Cons of Reverse Osmosis Desalination:

  • The filtration process is slow.
  • Clogging could occur more often, making these systems require additional routine maintenance requirements.
  • This process produces a significant amount of wastewater.

Are There Negative Consequences with Desalination?

One of the most significant disadvantages of desalination is managing brine by-product. This by-product is the waste that is produced during the process. Desalination plants across the globe discharge up to 142 cubic meters of brine daily. That’s enough to cover the state of Florida beneath one foot of brine waste. Middle Eastern nations, including Kuwait, Qatar, Saudi Arabia, and UAE, are responsible for over half of the world’s brine waste.

Brine isn’t the only negative consequence of using desalination processes. There are also impingement and entrainment (I&E) impacts. I&E impacts are associated with operating open water intakes for ocean water desalination plants. When impingement occurs, that’s when organisms trap against the screens because they’re too large to flow through them. Entrainment occurs when passing through the plant’s intake and onward through the treatment facility.

Issues with I&E are plant-specific. The main reason is that there are plants that uphold environmental standards and, as a result, have low levels of I&E.

Can Desalination be a Solution to Future Water Crisis?

Over 300 million people worldwide depend on desalinated water daily. There are currently 150 countries using this process, which translates to 86.8 cubic meters of desalinated water production daily. When looking specifically at the United States, some argue that desalination isn’t the answer to future water issues. The main reason is that, over the next 20 years, the country’s population is expected to increase by 30%.

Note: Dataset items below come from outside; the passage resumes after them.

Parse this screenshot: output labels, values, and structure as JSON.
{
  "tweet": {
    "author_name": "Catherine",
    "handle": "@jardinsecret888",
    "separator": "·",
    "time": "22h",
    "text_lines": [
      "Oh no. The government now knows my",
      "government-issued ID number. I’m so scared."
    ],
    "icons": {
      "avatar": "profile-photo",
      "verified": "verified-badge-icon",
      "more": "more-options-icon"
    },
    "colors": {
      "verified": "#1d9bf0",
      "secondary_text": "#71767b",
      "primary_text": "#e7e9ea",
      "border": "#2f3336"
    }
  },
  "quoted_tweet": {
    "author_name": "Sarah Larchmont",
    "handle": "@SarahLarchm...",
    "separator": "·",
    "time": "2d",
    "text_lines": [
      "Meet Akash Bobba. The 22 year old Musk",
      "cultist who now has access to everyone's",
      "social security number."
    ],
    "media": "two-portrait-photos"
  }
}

Compared to using freshwater sources, desalination is more expensive. However, companies across the globe are working on solutions to help cut these costs. Due to growing competition and investments in material supplier markets, this sector has been flexible regarding adjusting to efficient technological innovations.

For example, when desalination membranes are more precise, they increase efficiency and reduce costs throughout the process. With growing populations and recurring droughts in many regions throughout the United States, experts acknowledge desalination as part of the solution for helping to alleviate water resource stress.

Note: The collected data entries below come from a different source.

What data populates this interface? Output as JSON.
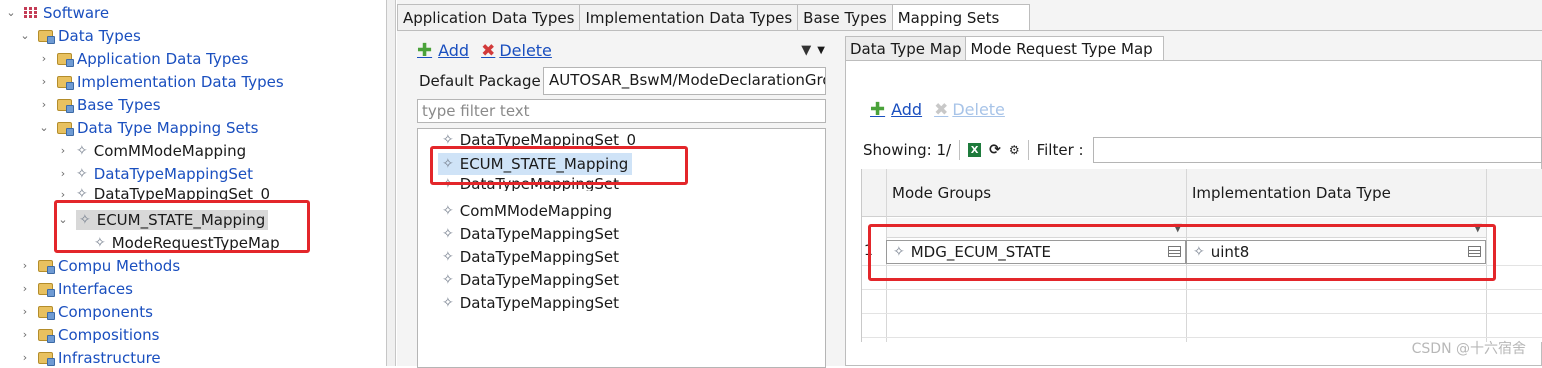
{
  "tree": {
    "root": "Software",
    "data_types": "Data Types",
    "application_data_types": "Application Data Types",
    "implementation_data_types": "Implementation Data Types",
    "base_types": "Base Types",
    "data_type_mapping_sets": "Data Type Mapping Sets",
    "mapping_items": [
      "ComMModeMapping",
      "DataTypeMappingSet",
      "DataTypeMappingSet_0",
      "ECUM_STATE_Mapping"
    ],
    "mode_request_type_map": "ModeRequestTypeMap",
    "compu_methods": "Compu Methods",
    "interfaces": "Interfaces",
    "components": "Components",
    "compositions": "Compositions",
    "infrastructure": "Infrastructure"
  },
  "editor_tabs": [
    "Application Data Types",
    "Implementation Data Types",
    "Base Types",
    "Mapping Sets"
  ],
  "list_panel": {
    "add_label": "Add",
    "delete_label": "Delete",
    "default_package_label": "Default Package",
    "default_package_value": "AUTOSAR_BswM/ModeDeclarationGro",
    "filter_placeholder": "type filter text",
    "items": [
      "DataTypeMappingSet_0",
      "ECUM_STATE_Mapping",
      "DataTypeMappingSet",
      "ComMModeMapping",
      "DataTypeMappingSet",
      "DataTypeMappingSet",
      "DataTypeMappingSet",
      "DataTypeMappingSet"
    ]
  },
  "detail_panel": {
    "tabs": [
      "Data Type Map",
      "Mode Request Type Map"
    ],
    "add_label": "Add",
    "delete_label": "Delete",
    "showing_label": "Showing: 1/",
    "filter_label": "Filter :",
    "columns": [
      "Mode Groups",
      "Implementation Data Type"
    ],
    "rows": [
      {
        "num": "1",
        "mode_group": "MDG_ECUM_STATE",
        "impl_type": "uint8"
      }
    ]
  },
  "watermark": "CSDN @十六宿舍",
  "colors": {
    "link": "#1a4fbf",
    "annotation": "#e3262a",
    "selection": "#cfe3f7",
    "add_icon": "#4aa23a",
    "delete_icon": "#d23a3a"
  },
  "icons": [
    "chevron-down-icon",
    "chevron-right-icon",
    "folder-package-icon",
    "autosar-element-icon",
    "add-icon",
    "delete-icon",
    "filter-icon",
    "excel-export-icon",
    "refresh-icon",
    "settings-icon",
    "cell-edit-icon"
  ]
}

Due to the high price of desalinated water compared to using freshwater, the consumer could see increases in municipal water pricing. However, that pales in comparison to the life-saving benefits desalination has during long-term water scarcity. 

Ocean water is vast enough to support civilizations for thousands of years. That means the desalination process is a viable option to help solve the water crisis. Here are some of the ways the desalination process can help:

  • Potable water is available without the stress of exhausting freshwater sources.
  • Thousands of households can receive drinking water daily, thus creating a consistent service to everyone.
  • There are advanced plants worldwide using reverse osmosis technology, which provides filtration for potable drinking water.
  • Countries can depend less on natural resources, which, in turn, allows them to replenish them.
  • Reverse osmosis technology allows industrial wastewater to be purified into safe drinking water.

Desalination provides resources to countries that do not geographically contain reservoirs and rivers. Thanks to the abundant supply of desalinated water, people can use it for agriculture and irrigation.


The process of removing impurities and salt from ocean water is referred to as desalination. The process involves pumping ocean water into a desalination plant where it passes through pre-treatment filtration. That process removes most of the water’s large and small particles.

While this process uses a significant amount of energy and currently costs a lot, newer technologies are helping to reduce these costs. If technology continues to improve and costs lower, then desalination can be an important part of the global water solution.